Management Guidelines for Benign Prostatic Hyperplasia (BPH)
Alpha blockers should be offered as first-line medical therapy for patients with bothersome moderate to severe lower urinary tract symptoms (LUTS) due to BPH. 1
Initial Evaluation
The initial evaluation of a patient with suspected BPH should include:
- Medical history focusing on urinary symptoms
- Physical examination including digital rectal exam (DRE) to assess prostate size
- International Prostate Symptom Score (IPSS) questionnaire
- Urinalysis to rule out infection or hematuria 1
Treatment Algorithm
Step 1: Symptom Assessment and Initial Management
Mild symptoms (IPSS <8): Watchful waiting is the preferred management strategy 1
- Annual follow-up with repeat evaluation
- Simple measures like decreasing fluid intake at bedtime and reducing caffeine/alcohol consumption
Moderate to severe symptoms (IPSS ≥8): Medical therapy or surgical options based on symptom severity, prostate size, and patient preference 1
Step 2: Medical Therapy Selection
Alpha Blockers (First-line therapy) 1
- Options: alfuzosin, doxazosin, silodosin, tamsulosin, or terazosin
- Mechanism: Relax prostatic smooth muscle (dynamic component)
- Dosing: Tamsulosin 0.4 mg once daily, taken 30 minutes after the same meal each day 2
- Benefits: Rapid symptom improvement (within 2-4 weeks), 4-7 point IPSS improvement
- Side effects: Orthostatic hypotension, dizziness, ejaculatory dysfunction
- Note: Inform patients planning cataract surgery about IFIS risk
5-Alpha Reductase Inhibitors (5-ARIs)
- Options: finasteride, dutasteride
- Indicated for: Prostate volume >30cc, PSA >1.5ng/mL, or palpable enlargement on DRE 1
- Mechanism: Reduce prostate size (static component)

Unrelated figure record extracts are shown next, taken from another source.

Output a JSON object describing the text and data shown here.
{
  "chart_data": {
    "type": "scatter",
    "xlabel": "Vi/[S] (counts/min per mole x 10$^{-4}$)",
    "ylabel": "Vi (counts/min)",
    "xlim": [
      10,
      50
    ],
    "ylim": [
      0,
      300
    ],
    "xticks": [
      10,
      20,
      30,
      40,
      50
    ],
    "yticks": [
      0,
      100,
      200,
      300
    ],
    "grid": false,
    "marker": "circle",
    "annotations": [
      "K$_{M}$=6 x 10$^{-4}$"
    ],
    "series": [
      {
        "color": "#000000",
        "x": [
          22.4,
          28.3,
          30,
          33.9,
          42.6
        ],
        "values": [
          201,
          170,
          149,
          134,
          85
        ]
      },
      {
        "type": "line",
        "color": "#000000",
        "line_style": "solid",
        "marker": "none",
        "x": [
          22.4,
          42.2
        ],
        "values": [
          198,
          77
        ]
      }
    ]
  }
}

- Dosing: Finasteride 5 mg once daily 3
- Benefits: Reduce risk of acute urinary retention and need for surgery
- Side effects: Sexual dysfunction, delayed onset of action (3-6 months)
Combination Therapy
- Alpha blocker + 5-ARI for patients with larger prostates (>30cc) 1, 3
- More effective for long-term symptom relief and preventing disease progression than either medication alone
- Reduces risk of acute urinary retention by 79% and surgery by 67% 1
- Consider when baseline risk of progression is higher (larger glands, higher PSA)
PDE5 Inhibitors
Step 3: Follow-up and Treatment Adjustment
- Evaluate patients 4-12 weeks after initiating treatment (alpha blockers, PDE5 inhibitors) 1
- For 5-ARIs, wait 3-6 months before assessing effectiveness 1
- Assessment should include IPSS and may include post-void residual (PVR) and uroflowmetry
- If inadequate response or intolerable side effects, consider:
- Dose adjustment
- Switching to another agent
- Adding a second agent
- Referral for surgical options
Surgical Considerations
Surgery is recommended for patients with:
- Refractory urinary retention after failed catheter removal attempts
- Renal insufficiency due to BPH
- Recurrent UTIs, gross hematuria, or bladder stones due to BPH 1
- Failure of medical therapy or intolerable side effects 1
Common Pitfalls and Caveats
Alpha blocker selection: Choose based on patient's age, comorbidities, and side effect profiles. Tamsulosin has lower risk of orthostatic hypotension but higher risk of ejaculatory dysfunction 1, 5
5-ARI effectiveness: Only effective in men with enlarged prostates (>30cc); requires 6-12 months for maximum benefit 6
Hypertension management: In hypertensive patients, alpha blockers for BPH should not be assumed to provide optimal management of hypertension; separate treatment may be required 1
Cataract surgery: Patients on alpha blockers should inform their ophthalmologist due to risk of Intraoperative Floppy Iris Syndrome (IFIS) 1
Combination therapy: While effective for disease progression, consider the increased cost and side effect profile against the benefits for individual patients 1
By following these guidelines, clinicians can provide effective management for patients with BPH, improving symptoms and quality of life while reducing the risk of complications.